The whole process, from finding the cell to light hitting its target, takes about 20 milliseconds. As the worm’s position changes, that information is fed back into the computer program, and the laser is adjusted. If the worm crawls too far, a motorized microscope stage brings the animal back. One of the biggest benefits of the new method, [biologist William] Ryu says, is that it works in a roving animal. “The worms are not held down in any way — they’re freely moving. There aren’t many systems where you can look at such truly free organisms.” [Science News]
This summer, Japan’s golden solar sail unfurled in space, becoming the first successful mission to sail on the physical pressure of the sun’s radiation. Its success led dreamers like Planetary Society director Bill Nye to envision a future of machines pushed forward by the pressure of lasers to explore the cosmos. And now, down here on Earth, researchers say they have demonstrated one of the key principles needed to realize such a vision: a “lightfoil” that uses light to create lift.
The lightfoil described in Nature Photonics is only micrometers in scale, but lead researcher Grover Swartzlander argues that it shows scientists can create and control optical lift. It operates on the property of refraction–how glass bends light.
Optical lift is different from the aerodynamic lift created by an airfoil. A plane flies because air flowing more slowly under its wing exerts more pressure than the faster-moving air flowing above. But in a lightfoil, the lift is created inside the object as the beam shines through. The shape of the transparent lightfoil causes light to be refracted differently depending on where it goes through, which causes a corresponding bending of the beam’s momentum that creates lift. [Science News]
This neat trick could potentially be used to steer a spacecraft, the researchers say.
The camera works by bouncing ultra-short bursts of laser light off a solid surface (like a floor or an open door). Most of the light is reflected back to the camera, but some scatters in every direction, a small portion of which then hits and bounces off the object to be visualized (and other parts of the scene). Some of that scattered light then bounces back off the door or floor, and finally make its way back to the camera.
“It’s like having x-ray vision without the x-rays,” said Professor Ramesh Raskar, head of the Camera Culture group at the MIT Media Lab and one of the team behind the system. “But we’re going around the problem rather than going through it.” [BBC News]

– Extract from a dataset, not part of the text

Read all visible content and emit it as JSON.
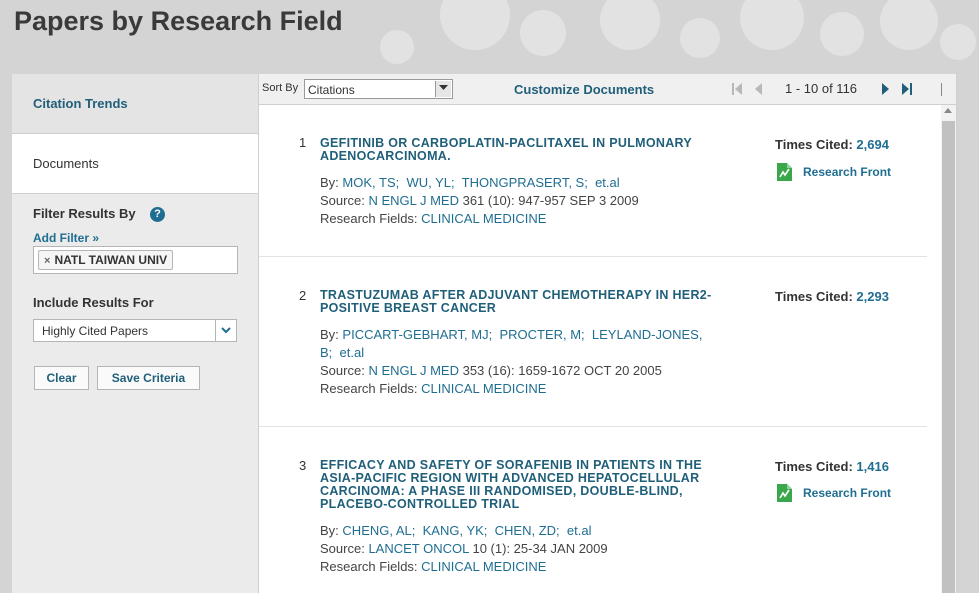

The team’s computer program can analyze the scattered light and re-create a picture of what is lurking around the corner. The secret to the technology is to not overwhelm the camera’s sensors with the initial reflection from the door. The camera’s shutter has to wait until this initial pulse has passed before trying to collect the light bouncing around.
The camera notes the arrival time and intensity of each photon of light to build a three dimensional picture of what it can’t actually see. It takes several passes of the scene to build a full picture.